I did not spit in his food. If that can’t cause one to stoop to that level, then I guess nothing can. Although I never saw backlash, that doesn’t mean it never happened. I advise all of you never to insult your server. In some dishes, there are all kinds of places to hide a big, nasty loogey. It amazes me that as angry as I saw some of my co-workers, I never saw or heard of a food-tampering incident. Then again, I never worked in fast-food, which truly is thankless. (The man might have had a bit of a point, but that’s not the point, so stop pointing.)
If you were my customer from 1993-1995, then you can stop waiting on that tea refill and go ahead and stiff me on the tip. On that note, before you decide what to tip somebody (unless the service was terrible), find out what the pay rate is for wait staff in that area. Many, like me, make three or four dollars per hour below minimum wage, because they are allowed to accept tips. I can’t count how many ignorant people I heard say, “They make minimum wage, why should I tip them?” Not because the number was very high. I’m just not great at math.

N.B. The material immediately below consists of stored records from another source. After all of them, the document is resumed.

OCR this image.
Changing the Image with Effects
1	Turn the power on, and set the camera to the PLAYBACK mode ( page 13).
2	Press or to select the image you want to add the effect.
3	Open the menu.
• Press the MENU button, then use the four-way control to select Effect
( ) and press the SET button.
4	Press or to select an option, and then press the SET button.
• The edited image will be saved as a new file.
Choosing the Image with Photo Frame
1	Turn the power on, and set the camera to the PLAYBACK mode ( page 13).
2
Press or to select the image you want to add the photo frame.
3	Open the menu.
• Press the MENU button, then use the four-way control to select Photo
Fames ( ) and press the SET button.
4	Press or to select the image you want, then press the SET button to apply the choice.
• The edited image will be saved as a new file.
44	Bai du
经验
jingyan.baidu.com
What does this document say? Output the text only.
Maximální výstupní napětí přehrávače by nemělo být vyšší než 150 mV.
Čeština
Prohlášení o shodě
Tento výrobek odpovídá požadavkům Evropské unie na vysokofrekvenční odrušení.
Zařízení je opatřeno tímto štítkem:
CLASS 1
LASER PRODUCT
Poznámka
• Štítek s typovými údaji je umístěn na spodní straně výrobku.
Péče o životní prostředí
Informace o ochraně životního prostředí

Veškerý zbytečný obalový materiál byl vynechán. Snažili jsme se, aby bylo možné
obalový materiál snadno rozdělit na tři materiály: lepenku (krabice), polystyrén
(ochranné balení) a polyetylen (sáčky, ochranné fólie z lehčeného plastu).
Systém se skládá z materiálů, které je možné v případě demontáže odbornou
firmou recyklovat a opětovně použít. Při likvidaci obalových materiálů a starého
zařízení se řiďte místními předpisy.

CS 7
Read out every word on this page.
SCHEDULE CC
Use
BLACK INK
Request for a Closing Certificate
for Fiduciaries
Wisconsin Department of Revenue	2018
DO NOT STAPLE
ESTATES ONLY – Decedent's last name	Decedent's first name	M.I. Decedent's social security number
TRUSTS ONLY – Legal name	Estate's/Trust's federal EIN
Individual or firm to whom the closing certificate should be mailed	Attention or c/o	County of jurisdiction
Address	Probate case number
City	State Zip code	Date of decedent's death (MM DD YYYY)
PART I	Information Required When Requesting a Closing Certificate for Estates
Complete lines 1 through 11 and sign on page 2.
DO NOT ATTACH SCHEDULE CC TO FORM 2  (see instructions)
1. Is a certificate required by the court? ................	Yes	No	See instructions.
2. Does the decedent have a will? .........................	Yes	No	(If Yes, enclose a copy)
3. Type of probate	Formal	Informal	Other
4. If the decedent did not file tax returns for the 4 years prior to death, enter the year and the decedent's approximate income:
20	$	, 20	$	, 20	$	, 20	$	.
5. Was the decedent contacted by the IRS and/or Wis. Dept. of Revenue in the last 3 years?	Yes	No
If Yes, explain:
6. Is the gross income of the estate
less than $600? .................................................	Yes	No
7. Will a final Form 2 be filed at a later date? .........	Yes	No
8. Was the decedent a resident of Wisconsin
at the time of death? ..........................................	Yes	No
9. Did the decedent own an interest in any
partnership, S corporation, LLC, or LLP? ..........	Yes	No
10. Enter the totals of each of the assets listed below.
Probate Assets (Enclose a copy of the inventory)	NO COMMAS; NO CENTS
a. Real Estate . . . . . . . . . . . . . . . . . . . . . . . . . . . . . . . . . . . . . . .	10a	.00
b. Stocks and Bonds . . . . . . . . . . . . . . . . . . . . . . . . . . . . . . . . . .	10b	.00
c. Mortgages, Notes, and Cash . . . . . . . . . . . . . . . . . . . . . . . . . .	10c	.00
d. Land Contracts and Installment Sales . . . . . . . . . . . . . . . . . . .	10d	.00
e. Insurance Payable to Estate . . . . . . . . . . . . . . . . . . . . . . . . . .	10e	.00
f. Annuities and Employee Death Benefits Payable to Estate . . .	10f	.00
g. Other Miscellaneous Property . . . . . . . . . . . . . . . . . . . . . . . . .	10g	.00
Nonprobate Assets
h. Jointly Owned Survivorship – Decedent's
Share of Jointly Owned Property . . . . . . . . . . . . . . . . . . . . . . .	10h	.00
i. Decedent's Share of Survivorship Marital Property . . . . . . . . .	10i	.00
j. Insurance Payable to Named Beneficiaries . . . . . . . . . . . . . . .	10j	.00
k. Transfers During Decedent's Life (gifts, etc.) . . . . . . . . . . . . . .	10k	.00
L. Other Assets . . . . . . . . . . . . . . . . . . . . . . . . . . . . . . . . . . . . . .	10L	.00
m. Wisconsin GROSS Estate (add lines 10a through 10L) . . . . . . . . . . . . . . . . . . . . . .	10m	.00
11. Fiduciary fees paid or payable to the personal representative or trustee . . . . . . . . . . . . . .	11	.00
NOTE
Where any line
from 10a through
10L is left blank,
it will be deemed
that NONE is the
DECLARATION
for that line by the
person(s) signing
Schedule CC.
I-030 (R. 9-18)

If the wait staff has a bo staff? Then all of the above does not apply. Tip generously without question.
As much respect as I might have for that employer from my distant past, I’m glad that I can say I’ve worked at one place longer than I worked at El Chico. Clearly, there’s something that sets this company apart if my job-hopping self has hung around this long. The benefits are great (nothing comes out of my check for health insurance covering me and my family), and I get all bank holidays off (oops, don’t give it away). Other great things abound, like the fact that more than once it has appeared on Fortune Magazine‘s 100 Best Places to Work list (there, that narrows it down for the stalkers).
Speaking of which, they’re flying me to Durham, North Carolina this month for some training at IBM’s Research Park Triangle location. I’ll be the guy with glasses.
I made up “Thank God and all the king’s horses.” I think it has a future.